Menyikapi statement politisi PDIP ini, umat Islam wajib melakukan penelaahan dan perlu melakukan kaji ulang, terhadap berbagai statement politisi PDIP, khususnya sebelum RUU HIP ini mendapat penentangan dan penolakan dari elemen Umat Islam, bahkan hingga MUI, Muhammadiyah dan PBNU juga menyatakan sikap yang sama.
Pertama, Sejak tanggal 8 April 2020, rapat RUU HIP sudah menggunakan nama Rapat Panitia Kerja (Panja) RUU HIP. Panja yang terbentuk ini diketuai langsung oleh Rieke Diah Pitaloka, kader PDIP.
Pengamat Politik dari Universitas Indonesia, Cecep Hidayat sebagaimana dikutip CNN (15/6), mengatakan bahwa RUU HIP begitu cepat diloloskan untuk dibahas karena merupakan usulan PDIP selaku partai penguasa.
Anggota Fraksi PDIP Rieke Diah Pitaloka yang ditunjuk sebagai ketua panitia kerja (panja) RUU tersebut, tentu mendapat mandat dari PDIP. Belum lagi, secara substansi norma RUU HIP, sarat dengan pandangan politik ideologi PDIP terhadap pancasila, yang diadopsi melalui pikiran dan pandangan Soekarno.

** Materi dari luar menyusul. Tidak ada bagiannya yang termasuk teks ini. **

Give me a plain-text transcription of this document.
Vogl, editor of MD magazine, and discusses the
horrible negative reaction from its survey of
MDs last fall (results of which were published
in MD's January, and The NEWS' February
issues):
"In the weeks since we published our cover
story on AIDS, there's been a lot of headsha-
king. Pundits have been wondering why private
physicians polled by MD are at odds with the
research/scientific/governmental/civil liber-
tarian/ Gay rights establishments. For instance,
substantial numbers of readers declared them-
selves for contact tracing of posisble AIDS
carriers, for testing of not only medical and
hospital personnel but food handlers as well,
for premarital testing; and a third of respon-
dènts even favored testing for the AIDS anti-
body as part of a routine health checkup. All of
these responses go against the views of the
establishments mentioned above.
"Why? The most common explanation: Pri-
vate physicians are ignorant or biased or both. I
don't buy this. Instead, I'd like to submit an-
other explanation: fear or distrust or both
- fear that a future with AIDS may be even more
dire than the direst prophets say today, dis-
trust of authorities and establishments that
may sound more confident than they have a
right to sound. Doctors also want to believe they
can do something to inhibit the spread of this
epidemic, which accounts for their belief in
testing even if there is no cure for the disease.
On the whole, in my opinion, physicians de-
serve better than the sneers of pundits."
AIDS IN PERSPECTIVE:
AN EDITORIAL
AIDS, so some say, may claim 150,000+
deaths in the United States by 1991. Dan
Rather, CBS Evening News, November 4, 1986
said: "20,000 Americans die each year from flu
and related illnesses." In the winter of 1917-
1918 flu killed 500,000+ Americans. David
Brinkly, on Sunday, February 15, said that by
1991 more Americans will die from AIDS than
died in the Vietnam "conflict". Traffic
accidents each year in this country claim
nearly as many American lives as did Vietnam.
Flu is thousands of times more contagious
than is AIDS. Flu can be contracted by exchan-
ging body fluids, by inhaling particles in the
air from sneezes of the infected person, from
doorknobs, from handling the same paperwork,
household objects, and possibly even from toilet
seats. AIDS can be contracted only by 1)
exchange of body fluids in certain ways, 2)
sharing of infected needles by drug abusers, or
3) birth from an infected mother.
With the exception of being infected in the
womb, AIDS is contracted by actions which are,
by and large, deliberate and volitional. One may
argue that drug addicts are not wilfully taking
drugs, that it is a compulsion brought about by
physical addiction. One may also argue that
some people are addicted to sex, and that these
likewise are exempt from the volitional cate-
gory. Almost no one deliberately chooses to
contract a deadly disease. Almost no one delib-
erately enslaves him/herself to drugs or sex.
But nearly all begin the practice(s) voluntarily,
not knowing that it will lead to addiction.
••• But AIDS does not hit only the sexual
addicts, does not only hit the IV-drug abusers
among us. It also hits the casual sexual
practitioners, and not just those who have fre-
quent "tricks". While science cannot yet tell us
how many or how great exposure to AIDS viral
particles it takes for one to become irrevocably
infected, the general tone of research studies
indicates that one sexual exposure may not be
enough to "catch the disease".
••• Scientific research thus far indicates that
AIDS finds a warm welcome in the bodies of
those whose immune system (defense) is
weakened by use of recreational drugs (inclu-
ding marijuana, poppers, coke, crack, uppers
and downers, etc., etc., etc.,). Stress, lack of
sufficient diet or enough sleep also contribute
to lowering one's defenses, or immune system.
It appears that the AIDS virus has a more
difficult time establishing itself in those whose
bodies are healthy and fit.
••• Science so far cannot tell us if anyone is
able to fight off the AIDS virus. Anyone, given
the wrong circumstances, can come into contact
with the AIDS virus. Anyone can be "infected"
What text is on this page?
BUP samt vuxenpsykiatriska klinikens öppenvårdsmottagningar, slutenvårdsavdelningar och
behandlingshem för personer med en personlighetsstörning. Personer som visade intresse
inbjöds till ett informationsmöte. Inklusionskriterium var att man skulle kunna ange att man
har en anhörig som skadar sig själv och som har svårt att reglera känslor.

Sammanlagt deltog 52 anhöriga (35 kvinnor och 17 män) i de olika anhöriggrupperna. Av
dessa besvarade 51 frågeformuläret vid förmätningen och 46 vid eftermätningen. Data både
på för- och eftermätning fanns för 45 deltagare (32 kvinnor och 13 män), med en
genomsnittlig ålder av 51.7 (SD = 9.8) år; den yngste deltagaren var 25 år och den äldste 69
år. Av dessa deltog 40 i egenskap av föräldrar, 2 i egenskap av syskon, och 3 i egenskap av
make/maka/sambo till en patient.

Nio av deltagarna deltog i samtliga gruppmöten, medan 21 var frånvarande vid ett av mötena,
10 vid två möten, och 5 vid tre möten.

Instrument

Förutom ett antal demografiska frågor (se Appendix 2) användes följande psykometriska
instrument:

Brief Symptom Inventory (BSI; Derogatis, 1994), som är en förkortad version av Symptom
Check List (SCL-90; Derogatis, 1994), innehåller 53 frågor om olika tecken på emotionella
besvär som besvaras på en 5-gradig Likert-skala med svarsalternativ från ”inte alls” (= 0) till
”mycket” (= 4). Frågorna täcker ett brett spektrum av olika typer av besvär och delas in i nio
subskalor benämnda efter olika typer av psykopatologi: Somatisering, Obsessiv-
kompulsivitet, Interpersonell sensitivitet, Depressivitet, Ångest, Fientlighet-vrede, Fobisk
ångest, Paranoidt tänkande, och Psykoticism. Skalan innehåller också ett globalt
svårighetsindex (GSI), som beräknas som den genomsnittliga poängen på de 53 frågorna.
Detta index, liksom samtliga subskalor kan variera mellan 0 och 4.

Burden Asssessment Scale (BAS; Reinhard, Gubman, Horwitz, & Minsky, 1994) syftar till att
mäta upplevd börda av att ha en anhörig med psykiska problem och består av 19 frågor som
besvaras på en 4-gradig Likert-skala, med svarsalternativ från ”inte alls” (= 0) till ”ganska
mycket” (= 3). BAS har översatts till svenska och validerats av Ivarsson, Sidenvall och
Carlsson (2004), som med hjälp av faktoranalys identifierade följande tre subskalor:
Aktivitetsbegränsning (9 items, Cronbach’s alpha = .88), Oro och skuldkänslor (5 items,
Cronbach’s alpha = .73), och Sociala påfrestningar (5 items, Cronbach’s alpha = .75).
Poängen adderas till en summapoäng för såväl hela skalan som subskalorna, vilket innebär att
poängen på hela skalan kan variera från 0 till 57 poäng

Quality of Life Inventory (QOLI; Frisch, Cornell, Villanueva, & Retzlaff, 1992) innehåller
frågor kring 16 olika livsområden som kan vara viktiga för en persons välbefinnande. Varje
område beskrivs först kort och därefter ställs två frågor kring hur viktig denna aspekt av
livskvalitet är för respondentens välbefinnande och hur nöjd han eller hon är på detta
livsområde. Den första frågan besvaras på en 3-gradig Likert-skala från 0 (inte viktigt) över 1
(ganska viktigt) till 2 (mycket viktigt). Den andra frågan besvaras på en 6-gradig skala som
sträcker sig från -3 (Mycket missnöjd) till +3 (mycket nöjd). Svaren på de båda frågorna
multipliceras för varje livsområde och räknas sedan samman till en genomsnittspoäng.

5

Jadi, pernyataan Basarah yang mengelak sebagai partai pengusung tak lagi relevan dijadikan pertimbangan. Sebab, hadirnya Rieke Diah Pitaloka selaku ketua Panja, sudah jelas merepresentasikan kepentingan PDIP.
Kedua, mengenai polemik tidak dicantumkannya TAP MPRS Nomor XXV/MPRS/1966, pertama kali dilontarkan oleh PKS dalam pandangan resmi fraksi PKS di DPR. Selanjutnya, pandangan ini juga digulirkan ke publik sehingga publik merespons dengan penentangan terhadap hal ini.
Publik khususnya umat Islam, menghendaki agar TAP MPRS Nomor XXV/MPRS/1966 dicantumkan dalam konsideran mengingat, agar rakyat Indonesia tidak melupakan sejarah dan kekejaman PKI, serta dasar hukum pembubaran PKI, Pernyataan PKI sebagai Organisasi Terlarang dan larangan mengembangkan ideologi Komunisme, Marxisme dan Leninisme.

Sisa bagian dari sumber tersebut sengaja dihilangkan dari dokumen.